Две силы господствовали в этой полутемной от огромных щитов на окнах, почти никогда не отапливаемой камере — голод и страх. Питались главным образом хлебом и пустым супом из вонючих костей. Когда два дюжих уголовника вносили в камеру бочку с тюремным пойлом — баландой, — к отравляющей воздух параше присоединялся не менее тягостный запах гнилого костного мозга. Каша из перловой шрапнели, ничем не заправленная, была не частым лакомством. Сахар в самых микроскопических дозах подавался два раза в месяц. Изо дня в день падали наши силы. Одни молча терпели постоянное недоедание, другие озлоблялись, становились сварливыми, в камере возникали перебранки и ссоры. Обычно именно в это время, пользуясь суматохой, отвлекающей надзирателей, нам удавалось перебросить «ксивку» — записочку в волчок соседних камер, перекинуться словом через толстые, обитые железом двери. Узнавали, нет ли по соседству знакомых, что было слышно с воли. Дважды в день нас выводили во двор. Четыре надзирателя с вышек наблюдали за нами со своих постов. Впрочем, понятие стыда быстро видоизменялось.
В бане воду подавали мужчины — «бытовики», то есть совершившие преступление по должности, либо растратчики, казнокрады, аферисты — наиболее ценимые во всех местах заключения люди. Несмотря на неутомимую борьбу с насекомыми, вшей развилось много. Я обрила волосы. В состоянии безнадежности, которое охватило меня, это доставило мне даже какое-то горестное удовольствие. Со временем я перебралась на койку, где мы спали втроем на боку, переворачиваясь только по команде.
По ночам многих увозили на допрос, и мы укладывались спать одетыми, готовыми тотчас же подняться, переползти через спящих к двери.
— На выход без вещей, — будил нас окрик корпусного. Ночью же забирали заочно осужденных на этапы:
— Собирайтесь с вещами.
Часто, невзирая на запреты, я пела.
Стихия звука приносила мне внутренний покой, душевное равновесие, но главное — я узнала, какую радость несут песни арестантам. Я пела у разбитого окна или у волчка двери, чтобы мои песни неслись по скользким, мертвым коридорам в камеры мужчин — моих братьев, прорывались вплоть до верхнего этажа, откуда не было больше выхода — там сидели смертники. Их уводили ночью, и мы просыпались в этот час. Осужденные ждали смерти часто по нескольку месяцев. Чудовищная бюрократическая машина требовала утверждения приговора в Москве, где никто не спешил прервать пытки. Не было на земле более долгой агонии, чем агония этих в большинстве своем невиновных людей. И я пела для них. Женщины в моей камере плакали, и им становилось легче. Прекращались ссоры. Наступал мир, и выражение глаз моих сокамерниц было мне дороже пылких аплодисментов, сопровождавших триумфы Патти и Неждановой.

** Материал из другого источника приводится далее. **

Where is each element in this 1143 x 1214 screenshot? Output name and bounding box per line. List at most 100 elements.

Я знала, что вся тюрьма притихла. Меня прозвали в тюрьме Орфеем в аду. Окончив одну песню, я начинала другую. Голос звучал увереннее, громче.

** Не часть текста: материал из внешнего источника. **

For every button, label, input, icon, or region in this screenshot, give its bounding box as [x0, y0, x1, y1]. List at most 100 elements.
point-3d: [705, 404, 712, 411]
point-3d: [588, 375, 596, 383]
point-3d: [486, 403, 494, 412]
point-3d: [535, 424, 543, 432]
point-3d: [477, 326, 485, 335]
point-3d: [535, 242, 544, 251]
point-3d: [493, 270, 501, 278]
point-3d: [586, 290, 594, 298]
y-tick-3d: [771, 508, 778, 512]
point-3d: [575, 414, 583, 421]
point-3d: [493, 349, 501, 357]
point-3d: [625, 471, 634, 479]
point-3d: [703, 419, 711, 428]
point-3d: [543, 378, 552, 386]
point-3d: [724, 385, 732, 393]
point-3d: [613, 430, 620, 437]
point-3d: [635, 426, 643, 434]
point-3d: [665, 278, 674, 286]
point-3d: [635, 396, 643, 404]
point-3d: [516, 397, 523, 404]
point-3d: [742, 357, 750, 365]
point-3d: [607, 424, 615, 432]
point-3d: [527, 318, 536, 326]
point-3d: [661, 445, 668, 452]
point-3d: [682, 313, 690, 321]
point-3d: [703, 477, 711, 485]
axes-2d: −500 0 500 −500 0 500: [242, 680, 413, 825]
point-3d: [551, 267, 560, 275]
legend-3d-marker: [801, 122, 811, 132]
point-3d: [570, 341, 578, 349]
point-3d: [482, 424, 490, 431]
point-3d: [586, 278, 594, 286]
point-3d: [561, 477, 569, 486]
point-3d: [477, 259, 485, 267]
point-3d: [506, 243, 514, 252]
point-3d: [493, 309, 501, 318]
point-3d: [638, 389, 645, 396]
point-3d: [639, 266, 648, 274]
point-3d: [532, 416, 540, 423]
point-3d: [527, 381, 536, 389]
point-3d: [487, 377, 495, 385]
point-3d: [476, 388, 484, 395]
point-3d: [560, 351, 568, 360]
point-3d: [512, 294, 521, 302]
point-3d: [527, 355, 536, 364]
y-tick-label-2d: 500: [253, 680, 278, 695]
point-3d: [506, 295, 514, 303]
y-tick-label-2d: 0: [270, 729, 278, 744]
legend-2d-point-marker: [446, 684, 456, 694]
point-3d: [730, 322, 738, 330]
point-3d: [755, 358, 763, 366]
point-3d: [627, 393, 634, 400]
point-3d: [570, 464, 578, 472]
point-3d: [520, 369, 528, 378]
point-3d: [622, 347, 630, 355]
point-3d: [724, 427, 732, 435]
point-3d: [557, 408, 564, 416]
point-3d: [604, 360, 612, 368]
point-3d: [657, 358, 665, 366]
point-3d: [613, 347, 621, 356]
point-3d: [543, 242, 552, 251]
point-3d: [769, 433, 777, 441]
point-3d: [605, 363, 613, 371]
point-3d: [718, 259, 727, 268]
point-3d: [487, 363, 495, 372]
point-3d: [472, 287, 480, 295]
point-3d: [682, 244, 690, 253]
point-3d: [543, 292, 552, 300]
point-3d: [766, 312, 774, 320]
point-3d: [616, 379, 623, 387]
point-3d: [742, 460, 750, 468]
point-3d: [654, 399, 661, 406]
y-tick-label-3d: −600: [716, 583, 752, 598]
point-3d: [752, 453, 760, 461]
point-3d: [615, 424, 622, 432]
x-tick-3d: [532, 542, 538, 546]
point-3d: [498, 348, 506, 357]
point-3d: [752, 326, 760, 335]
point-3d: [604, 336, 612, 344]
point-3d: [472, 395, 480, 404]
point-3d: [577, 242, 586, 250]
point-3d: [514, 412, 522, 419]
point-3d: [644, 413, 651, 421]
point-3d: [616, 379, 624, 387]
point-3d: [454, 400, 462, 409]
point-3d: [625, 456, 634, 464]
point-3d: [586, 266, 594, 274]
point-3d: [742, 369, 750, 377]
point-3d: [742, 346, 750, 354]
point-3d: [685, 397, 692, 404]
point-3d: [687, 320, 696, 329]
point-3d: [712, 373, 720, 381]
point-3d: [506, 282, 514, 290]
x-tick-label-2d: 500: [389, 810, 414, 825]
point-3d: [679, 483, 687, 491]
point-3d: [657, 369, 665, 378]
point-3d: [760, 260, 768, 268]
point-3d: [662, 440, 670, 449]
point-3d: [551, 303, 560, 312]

Но тут обычно являлся корпусной и предупреждающе стучал в дверь.
— Перестаньте петь, — тон его был какой-то неуверенный.
— Однозвучно гремит колокольчик, — начинала я.
Мне казалось, что нет больше тюремных стен. Вслед за песней, за звуком я как бы поднималась вверх и летела.
— Еще пой, еще, — кричали изо всех камер.